While reading from a book I had this doubt.
It mentions that
L = {s ∈ (0+1)* | n0(s) mod 7 = n1(s) mod5 =0} is regular Where n0(s) = number of 0’s in s and n1(s) = number of 1’s in s
Further it mentions that
L = {s ∈ (0 + 1)* | d(s) mod 5 =2 and d(s) mod 7 !=4 } is not regular (not even context-free but it is recursive) Where d(s) = decmial value of s (e.g. d(101) = 5)
Why is it so?
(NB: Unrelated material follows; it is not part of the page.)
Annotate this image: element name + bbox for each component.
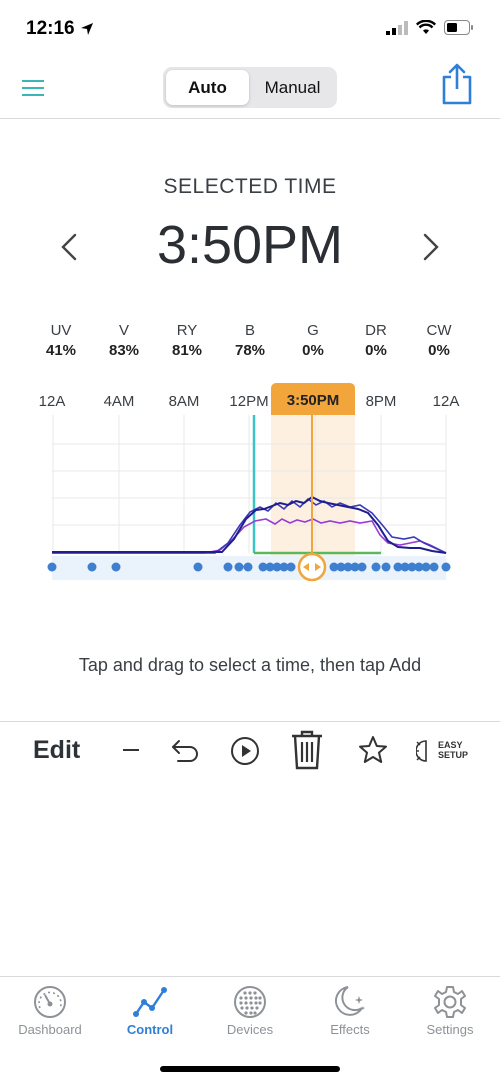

Is it because a DFA doesn’t have memory to store (remember) the decimal value of s? But in that case how come the first language is given to be regular?
There is either a mistake in your textbook or you are misreading it: the second language you name is regular.
A DFA can compute the value of a binary number (or any base number) modulo m (for any m). Simply have m states numbered 0 to m-1; when reading a zero, go from the current state s to (s*2) mod m; when reading a one, go to (s*2+1) mod m. To see that this works, one needs only to look at how binary works, and that (a + b) mod m = (a mod m + b mod m) mod m (and similarly for multiplication).
To accept numbers which are equal to k mod m, make k an accepting state; to accept numbers different from k mod m, make all other states accepting. This means {s ∈ {0,1}* | d(s) mod 5 = 2} and {s ∈ {0,1}* | d(s) mod 7 != 4 } are both regular languages. The language L is their intersection, and the regular languages are closed under intersection, so L is regular.
The language {s ∈ {0,1}* | d(s) mod 5 = 2} is accepted by the regular expression '(((0*10(10*10)*10*11|0*11)((00|1)(10*10)*10*11|01)*(00|1)(10*10)*0|0*10(10*10)*0)(0((00|1)(10*10)*10*11|01)*(00|1)(10*10)*0|1)*0((00|1)(10*10)*10*11|01)*(00|1)(10*10)*|(0*10(10*10)*10*11|0*11)((00|1)(10*10)*10*11|01)*(00|1)(10*10)*|0*10(10*10)*)$' (I have used Python notation here, but to obtain your notation simply replace | by + and remove the $).